On Martha’s Vineyard, he researched and wrote a real estate covenant for a road association to improve and maintain Charles Neck Way, Vineyard Meadow Farms, and Waldron’s Bottom Roads.
He loved history, and was a member of the Martha’s Vineyard Museum. He served as a trustee of the Stamford Museum in Connecticut for many years, and was an enthusiastic participant in Stamford’s Civil War Roundtable.
John was a very active member of the Al-Anon organizations of Stamford and Martha’s Vineyard. On the Vineyard, he volunteered his time with other Al-Anon members at the Edgartown jail, offering prisoners new perspectives along with his personal story.
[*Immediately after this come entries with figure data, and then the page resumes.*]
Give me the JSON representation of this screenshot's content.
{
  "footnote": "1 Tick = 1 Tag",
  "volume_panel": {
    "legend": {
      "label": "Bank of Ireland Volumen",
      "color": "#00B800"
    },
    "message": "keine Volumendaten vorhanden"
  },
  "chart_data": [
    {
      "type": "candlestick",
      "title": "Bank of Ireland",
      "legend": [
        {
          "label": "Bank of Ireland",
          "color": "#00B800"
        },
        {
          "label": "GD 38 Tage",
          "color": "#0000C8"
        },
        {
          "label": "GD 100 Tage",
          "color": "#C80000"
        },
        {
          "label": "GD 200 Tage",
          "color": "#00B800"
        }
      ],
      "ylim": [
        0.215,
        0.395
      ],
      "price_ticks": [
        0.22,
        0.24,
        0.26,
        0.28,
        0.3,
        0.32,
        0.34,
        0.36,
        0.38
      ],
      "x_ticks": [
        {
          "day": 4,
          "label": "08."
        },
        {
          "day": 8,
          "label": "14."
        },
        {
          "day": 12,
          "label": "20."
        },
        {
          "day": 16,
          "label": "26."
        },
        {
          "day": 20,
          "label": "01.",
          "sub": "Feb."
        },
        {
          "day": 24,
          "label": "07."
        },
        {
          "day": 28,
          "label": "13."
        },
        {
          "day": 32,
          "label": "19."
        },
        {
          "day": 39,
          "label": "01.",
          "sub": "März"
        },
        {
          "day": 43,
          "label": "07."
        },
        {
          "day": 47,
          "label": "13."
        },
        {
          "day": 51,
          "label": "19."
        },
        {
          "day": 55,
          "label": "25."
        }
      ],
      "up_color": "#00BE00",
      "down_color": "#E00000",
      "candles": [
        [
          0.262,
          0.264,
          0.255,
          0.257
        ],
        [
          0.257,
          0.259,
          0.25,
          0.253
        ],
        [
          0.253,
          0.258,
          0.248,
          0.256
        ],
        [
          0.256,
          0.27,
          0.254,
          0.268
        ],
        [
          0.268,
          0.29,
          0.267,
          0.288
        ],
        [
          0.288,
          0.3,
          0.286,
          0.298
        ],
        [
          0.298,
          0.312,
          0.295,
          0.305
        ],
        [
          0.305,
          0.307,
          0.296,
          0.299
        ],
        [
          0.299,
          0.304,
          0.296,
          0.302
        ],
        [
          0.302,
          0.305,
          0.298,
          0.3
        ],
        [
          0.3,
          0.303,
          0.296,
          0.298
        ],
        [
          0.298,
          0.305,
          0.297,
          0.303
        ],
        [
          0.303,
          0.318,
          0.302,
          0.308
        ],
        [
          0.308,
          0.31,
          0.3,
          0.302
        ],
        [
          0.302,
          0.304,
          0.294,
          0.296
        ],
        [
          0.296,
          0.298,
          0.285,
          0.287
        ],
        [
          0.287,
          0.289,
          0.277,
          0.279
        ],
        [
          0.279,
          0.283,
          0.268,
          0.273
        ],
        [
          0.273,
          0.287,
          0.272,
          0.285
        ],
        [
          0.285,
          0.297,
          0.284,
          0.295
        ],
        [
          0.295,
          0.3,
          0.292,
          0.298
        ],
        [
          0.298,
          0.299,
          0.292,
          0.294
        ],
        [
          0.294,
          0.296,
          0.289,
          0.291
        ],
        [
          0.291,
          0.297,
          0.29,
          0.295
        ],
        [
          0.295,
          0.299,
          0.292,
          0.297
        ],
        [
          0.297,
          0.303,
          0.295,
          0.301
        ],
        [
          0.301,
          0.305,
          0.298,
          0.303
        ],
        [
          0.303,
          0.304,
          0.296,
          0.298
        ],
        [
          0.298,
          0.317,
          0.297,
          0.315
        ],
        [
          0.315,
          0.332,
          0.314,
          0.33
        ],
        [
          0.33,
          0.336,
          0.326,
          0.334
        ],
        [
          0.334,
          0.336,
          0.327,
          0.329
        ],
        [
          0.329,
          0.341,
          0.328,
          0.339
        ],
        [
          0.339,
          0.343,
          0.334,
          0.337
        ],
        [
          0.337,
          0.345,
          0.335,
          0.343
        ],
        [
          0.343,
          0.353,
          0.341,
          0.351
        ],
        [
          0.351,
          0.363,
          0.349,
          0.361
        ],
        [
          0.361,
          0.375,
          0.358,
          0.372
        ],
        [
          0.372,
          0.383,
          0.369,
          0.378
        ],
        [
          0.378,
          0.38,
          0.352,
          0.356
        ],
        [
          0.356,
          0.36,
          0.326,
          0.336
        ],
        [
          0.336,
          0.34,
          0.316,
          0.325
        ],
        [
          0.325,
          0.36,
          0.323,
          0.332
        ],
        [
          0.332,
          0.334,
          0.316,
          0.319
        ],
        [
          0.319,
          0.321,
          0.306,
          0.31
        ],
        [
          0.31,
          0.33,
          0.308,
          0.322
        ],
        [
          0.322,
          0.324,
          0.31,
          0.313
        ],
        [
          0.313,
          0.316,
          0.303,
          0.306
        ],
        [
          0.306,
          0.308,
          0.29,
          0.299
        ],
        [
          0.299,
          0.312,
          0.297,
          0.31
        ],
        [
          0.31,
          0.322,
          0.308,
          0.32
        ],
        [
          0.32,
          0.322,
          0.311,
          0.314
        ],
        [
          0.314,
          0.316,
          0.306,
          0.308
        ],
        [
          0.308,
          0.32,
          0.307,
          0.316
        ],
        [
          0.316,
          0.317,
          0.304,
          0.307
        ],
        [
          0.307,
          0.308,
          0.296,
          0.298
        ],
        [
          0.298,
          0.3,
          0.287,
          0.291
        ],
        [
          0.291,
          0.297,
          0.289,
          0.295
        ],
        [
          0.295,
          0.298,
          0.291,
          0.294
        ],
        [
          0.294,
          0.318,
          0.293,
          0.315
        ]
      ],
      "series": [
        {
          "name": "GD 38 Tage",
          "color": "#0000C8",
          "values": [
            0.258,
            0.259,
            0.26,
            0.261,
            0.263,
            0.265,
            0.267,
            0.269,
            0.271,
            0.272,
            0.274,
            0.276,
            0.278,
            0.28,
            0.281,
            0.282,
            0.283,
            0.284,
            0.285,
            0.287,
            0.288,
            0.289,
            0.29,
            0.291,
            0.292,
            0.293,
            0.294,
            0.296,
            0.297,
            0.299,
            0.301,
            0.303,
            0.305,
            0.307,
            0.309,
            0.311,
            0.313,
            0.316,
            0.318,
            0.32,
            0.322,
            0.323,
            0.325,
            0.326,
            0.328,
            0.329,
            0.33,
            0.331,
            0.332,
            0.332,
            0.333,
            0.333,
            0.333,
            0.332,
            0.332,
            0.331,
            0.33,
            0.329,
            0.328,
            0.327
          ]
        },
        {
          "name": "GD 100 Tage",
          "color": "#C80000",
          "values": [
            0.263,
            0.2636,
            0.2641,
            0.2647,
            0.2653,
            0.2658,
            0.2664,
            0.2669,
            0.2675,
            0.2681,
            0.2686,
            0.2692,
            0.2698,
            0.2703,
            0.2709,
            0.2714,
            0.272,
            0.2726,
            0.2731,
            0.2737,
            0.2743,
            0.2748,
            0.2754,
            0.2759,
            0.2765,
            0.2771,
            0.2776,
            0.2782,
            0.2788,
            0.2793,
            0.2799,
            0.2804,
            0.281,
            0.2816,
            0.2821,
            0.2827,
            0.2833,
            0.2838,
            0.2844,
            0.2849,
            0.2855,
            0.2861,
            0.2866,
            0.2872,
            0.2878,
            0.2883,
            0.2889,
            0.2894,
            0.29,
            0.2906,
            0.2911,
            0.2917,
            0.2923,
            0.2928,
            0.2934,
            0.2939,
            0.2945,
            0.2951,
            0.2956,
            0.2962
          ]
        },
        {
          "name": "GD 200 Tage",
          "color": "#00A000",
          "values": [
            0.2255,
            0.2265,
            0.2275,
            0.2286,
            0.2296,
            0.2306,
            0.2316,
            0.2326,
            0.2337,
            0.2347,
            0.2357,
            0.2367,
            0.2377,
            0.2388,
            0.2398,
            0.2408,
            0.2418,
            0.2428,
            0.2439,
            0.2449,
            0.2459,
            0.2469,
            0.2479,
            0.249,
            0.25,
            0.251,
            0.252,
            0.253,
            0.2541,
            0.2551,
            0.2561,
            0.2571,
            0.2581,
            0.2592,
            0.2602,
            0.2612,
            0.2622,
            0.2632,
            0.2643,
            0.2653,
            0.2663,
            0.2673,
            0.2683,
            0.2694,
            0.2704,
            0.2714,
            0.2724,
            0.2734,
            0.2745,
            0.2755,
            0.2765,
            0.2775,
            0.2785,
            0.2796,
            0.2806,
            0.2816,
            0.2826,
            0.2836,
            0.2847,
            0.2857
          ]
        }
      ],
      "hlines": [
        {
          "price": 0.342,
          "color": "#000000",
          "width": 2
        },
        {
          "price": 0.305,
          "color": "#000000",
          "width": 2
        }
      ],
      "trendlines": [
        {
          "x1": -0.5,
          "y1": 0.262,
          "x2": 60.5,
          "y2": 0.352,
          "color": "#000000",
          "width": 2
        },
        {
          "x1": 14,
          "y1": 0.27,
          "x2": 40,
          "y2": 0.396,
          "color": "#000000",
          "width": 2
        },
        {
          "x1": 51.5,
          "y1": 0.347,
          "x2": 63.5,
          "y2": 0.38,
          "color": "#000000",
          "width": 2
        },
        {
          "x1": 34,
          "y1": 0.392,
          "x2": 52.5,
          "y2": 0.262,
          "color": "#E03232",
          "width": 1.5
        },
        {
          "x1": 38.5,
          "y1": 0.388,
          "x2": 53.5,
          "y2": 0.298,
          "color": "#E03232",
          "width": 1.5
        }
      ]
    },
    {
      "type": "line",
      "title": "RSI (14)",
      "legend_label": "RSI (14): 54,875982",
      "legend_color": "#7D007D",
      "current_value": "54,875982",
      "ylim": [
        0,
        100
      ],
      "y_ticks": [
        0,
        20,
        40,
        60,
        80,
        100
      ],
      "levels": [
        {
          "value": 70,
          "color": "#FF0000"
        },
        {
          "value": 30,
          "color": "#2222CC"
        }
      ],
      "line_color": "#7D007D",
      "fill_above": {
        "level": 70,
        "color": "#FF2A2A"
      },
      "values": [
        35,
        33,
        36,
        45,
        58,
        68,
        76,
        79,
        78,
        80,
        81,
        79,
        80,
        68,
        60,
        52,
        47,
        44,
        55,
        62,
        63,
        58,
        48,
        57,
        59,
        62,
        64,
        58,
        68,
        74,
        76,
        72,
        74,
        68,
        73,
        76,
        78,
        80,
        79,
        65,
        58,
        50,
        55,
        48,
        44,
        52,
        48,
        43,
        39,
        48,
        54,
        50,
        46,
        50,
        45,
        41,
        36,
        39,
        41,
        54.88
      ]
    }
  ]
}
He credited his Al-Anon participation with greater self-awareness and serenity in his later life, and said joining Al-Anon was the best thing he ever did.
John was a supporter at its inception of Holy Spirit Church in North Stamford, Conn., and sang cheerfully and loudly with its choir for many decades. He died strong in his Roman Catholic faith.
Singing gave him great joy, and he could often be heard humming at his desk. He sang with the Foretravel RV groups on trips around the country, his church choir in St. Augustine, Fla., and with a choir at Friendship Village in Tempe.
John was the quiet glue of the Spindler and Murdoch families, calling, helping, offering support to one and all as he traveled the country keeping family connections strong. His belief in the power of family connection was most evident in his purchase of a summer home on Martha’s Vineyard in 1984, a place where members of the extended family, now scattered across the country, could gather together.
He was preceded in death by his wife, Martha Murdoch Spindler, and his son John F. Spindler Jr. He is survived by his children, Susan Spindler Nelson and her husband James M. Nelson of Ipswich; Elizabeth Spindler of Melbourne, Fla.; and Robert P. Spindler and his wife Linda Brown of Tempe and Quemado, N.M.; by his cherished grandchildren, Amy K. Nelson, Robert J. Nelson, Dylan Shearer, Emily Spindler, and Rebecca Spindler. To his great delight, he was also the great-grandfather of Naomi and Natasha Nelson and Alan Shearer. Also surviving him are his dear sister Margaret Spindler Strauch and her husband Dr. Gerald O. Strauch. He was graced with many nieces and nephews: David Strauch, Susan S. Manglano, Jeanne S. Myers, Bradford Schott, Sarah Schott Lebar, Lisa Compton Shertz, and Mark Compton.
The family is very grateful for the support and assistance of Horizons Geriatric Care on Martha’s Vineyard, and the staffs of Friendship Village and Hospice of the Valley in Tempe. They greatly eased his way.
A celebration of John’s life will be held at a later time, when COVID-19 has relaxed its grip, and family and friends can more safely come together.